Yes, Jessica, the only other build I’ll add is that we sit in a very unique space in health care in that we’ve got these very, very strong health care system partners, and we love to innovate right alongside of them. We have committee structures that allow for us to understand what their business issues are and then for us to build on capabilities and technologies and services to support them, be it to be a labor extender or to help them as they think about ways to reduce costs and standardize the way they provide services.

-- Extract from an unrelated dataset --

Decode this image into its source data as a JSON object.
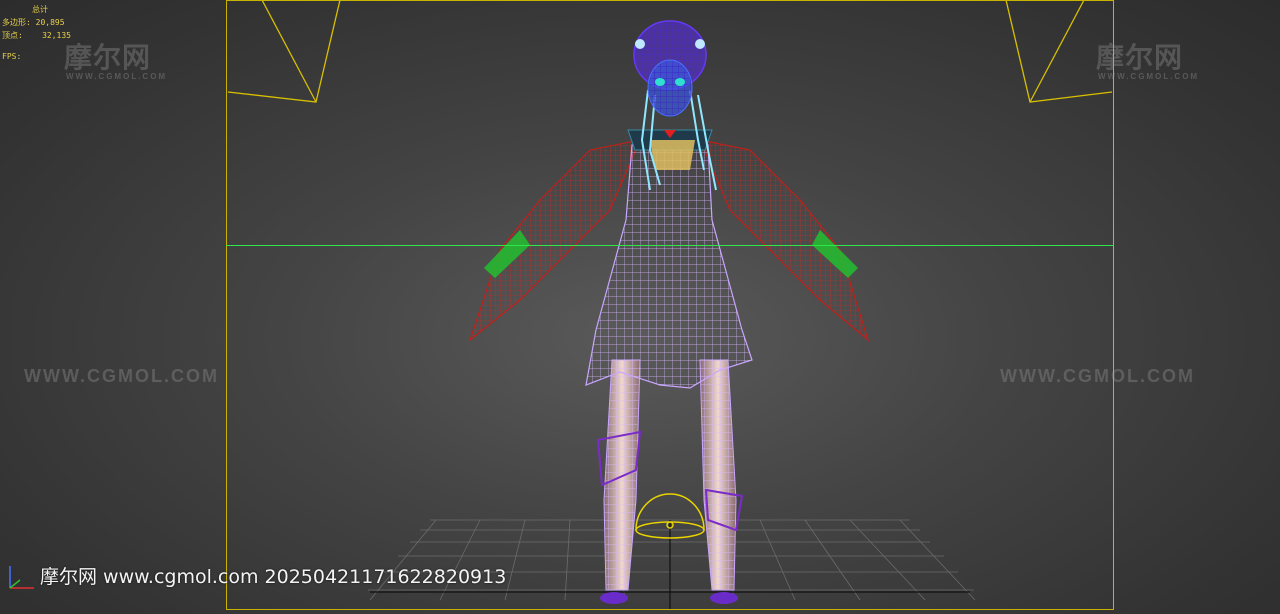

In that same spirit because oftentimes, as we work with many suppliers from a GPO standpoint, both medical devices and pharmaceuticals. As we’re in those business line discussions, we’re understanding what the issues are that those organizations are dealing with as well and are able to work with them to think through are there additional capabilities that we should be building out that could potentially be an exciting profit pool for us to invest in? So I want to continue to drive that level of innovation just, because we sit — where we sit in health care, and I do think it’s very, very unique to Premier. But we appreciate the questions and thank you.
This concludes our question-and-answer session and Premier’s Fiscal 2023 fourth quarter and full-year earnings conference call. Thank you for attending today’s presentation, you may now disconnect.